I honestly believe that there are "glove people" and then there are the rest of us. Glove people can wear gloves and make them into a style statement; I cannot. I admire beauty in gloves, but in the end it is just a glove, a necessary accoutrement, and as much as I love these tabbed cuffs, they would never be comfortable on me.
And now on to the sweaters. There are lots of sweaters, all pretty much classic.
The Knit Across Sweater is knit side to side, as is implied in the title. I like the narrower ribbing on the sleeves and the wider ribbed pattern across the body. The ribbing at the waist is picked up and knit down after the top of the sweater has been completed, and it can be worn short and bloused as shown, or pulled down. I would think that it would be flattering and slimming either way.
I learned long ago that a long, unshaped sweater with a deep rib detail like this one is very flattering on me. I tend to think the long deep ribbing, and it is about 6 inches as this pattern is written, somehow reminds me of a little flippy skirt at the bottom of the sweater.
I have always been a fan of a long cozy warm sweater when the weather is cold, and the way the design breaks up the large expanse of sweater makes it very nice and wearable.
Even though I have never been a big fan of the shirt-jacket, I am very atttacted to the classic knit shirt as designed by Sally Melville in this book. Perhaps it is the soft fabric that appeals to me. She shows two versions, one in lace weight mohair and another in sport weight linen and both are gorgeous. I think it is the combination of the shaping and the soft drape of the fabric that appeals to me, and the fact that soft drapy semi-sheer mohair would be warmer and more versatile than a sewn shirt jacket in a sheer fabric. At any rate, for the first time in my life I see shirt-style cardigans in my life, whereas before a shirt jacket was something I borrowed from my husband when I was raking the leaves.
The Sophisticated Hoodie is also nice: interesting enough to knit, casual and more stylish than a standard sweatshirt. Knit in cotton or a cotton blend I think this would become a trans-seasonal favorite much like Rogue has become a winter favorite. Again, I have learned that I am a great fan of knitted hoodies, and have several residing in my closet, both purchased and hand knit, and several of these are about to be retired. This one would be a great new addition.

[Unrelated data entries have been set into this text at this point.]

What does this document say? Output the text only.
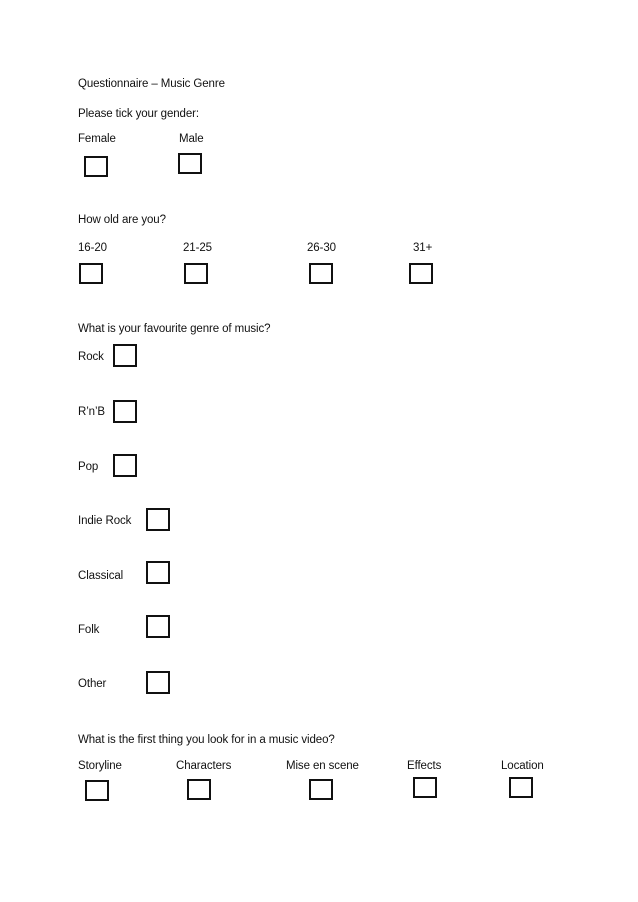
Questionnaire – Music Genre
Please tick your gender:
Female	Male
How old are you?
16-20	21-25	26-30	31+
What is your favourite genre of music?
Rock
R’n’B
Pop
Indie Rock
Classical
Folk
Other
What is the first thing you look for in a music video?
Storyline	Characters	Mise en scene	Effects	Location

A classic cabled cardigan is always nice, and this one definitely appeals to me. It is not particularly shaped, but the deeply ribbed waist will add the illusion of shaping as will the nicely angled cables in the bodice. This is a nice combination of texture and detail with simplicity of shape and design, something that sometimes seems all to rare
The tunic pattern named Mini-Dress is a more trendy garment than most of the ones listed here, and it is designed by Sally's daughter Caddy (as is the first, sideways sweater). I have loved this since I first saw it and although I can see it with a simple pair of slacks and sandals in warm weather, I mostly envision myself wearing this as a layering piece.
Last (yes there is an end to my long ramblings) is this Crinkly Blouse Sweater. Another long unshaped sweater, this one is actually a-line, to be worn with narrow pants, it exudes calm casual chic. I think it is the combination of the ribbing and the lace, with the crinkly texture of the pattern and the linen that really makes this sweater. It would have a completely different aura in a different fiber. There are days when I want simple, casual, and uncomplicated and this sweater fits the bill; if I can have all of that with a bit of sophisticated chic, so much the better. I believe this sweater has that potential although success will all lie in choice of yarn and the fit. Get it wrong and you could easily have an oversized "I give up" sweater. Luckily the designer gives you enough information to make it work if you pay attention (something at which I have not excelled of late).